Unfortunately since then I have applied a second coat of the spar urethane because it was getting cloudy and "spotty". And now it is in need of a 3rd coat. I can't tell if I did something wrong with the mixture I applied for it not to last as long. I use the same "Minwax Indooor/Outdoor Clear Gloss Spar Urethane" called for in this thread, and believe i mixed it at 1:1 urethane/spirits... maybe 1:2 at worst.

Would the slight different in mixture be my problem? I love the results but I was hoping that it would require less maintenance. I live in Baltimore and there was zero snow this winter and no great fluctuations in weather to account for this. That said I do park outside, maybe the sun made it degrade quicker?
 
If you actually applied 1:2, yes it makes a difference. 1:1 is 50% urethane, 1:2 is only 33% urethane.
 
i'm fairly certain it was exactly the ratio that was called for, ie 1:1

Would using more urethane/thicker coat help extend it?
 
i'm fairly certain it was exactly the ratio that was called for, ie 1:1

Would using more urethane/thicker coat help extend it?


I'm guessing that it would. I've gone to a 60/40 mix myself......although I have noticed that some Makes/Models don't seem to last as long as others, no matter what kind of coating you put on. The Chrysler PT Cruiser is one.....seems like you see a ton of those headlights are bad also. The older (squared looking) Ford Focus is another, Chevy trucks go bad quickly. Kia's and Hyuandia's seem to go bad quickly too. Lots of Chrysler products. I feel that the quicker they go bad from the factory new....the more often they will need to be "redone". (just my opinion)

Some just don't last as long as others.
 
How about comparing with diamondite liquid armor? Any one tried it?
was wondering that myself.

i'm actually thinking about pulling the lamps and clear coating them the longer lasting way.

chris<pixelmonkey>:D
 
Can anyone give me as many details as possible about Minwax Spar Urethane (what is it made from maybe, some pdf explaining content)?
I am still looking for an equivalent in Europe/product that will give the same results without damaging plastic lens.

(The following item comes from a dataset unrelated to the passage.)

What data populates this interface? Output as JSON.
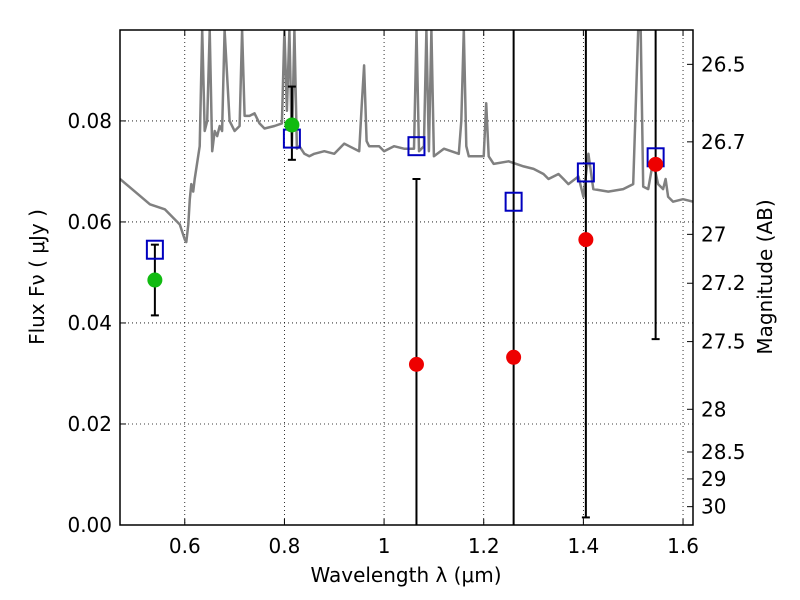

Maybe some pictures around the can will do.

Thanks in advance
 
I think the drying time can vary depending on the atmosphere......temp, humidity...ect. I try to get my customers to let it dry out in the sun for at least a few hours......if they can leave it overnight in their garage or not drive it till the next day is best. Many though will pick the car up within an hour of being done. I make certain to show them the result and explain to them not to touch them or get them wet in any way till the next day....just to make them see the importance of drying/curing. Plus, if they know it will cost them for me to "redo" them...they listen. I ALWAYS take before and after pics too.....for those potential disgruntled ones.

Polyurethane dries by evaporation of the mineral spirits solvent and oxygen adsorption of the urethane. It will vary with temperature and humidity. You can speed it up by applying mild heat with a heat gun. Hair dryer may also work, but with either one keep the temp. low.

I don't use the spar varnish material, but regardless of what sealer I'm using, I always finish off the headlight with 3000 grit abrasive to give the coating something to hold onto. Also, regardless of the type of coating you use, always scrub the surface with propanol or other alcohol, but don't use rubbing alcohol because it will contain some water. Wax and water are your enemy when using polyurethane.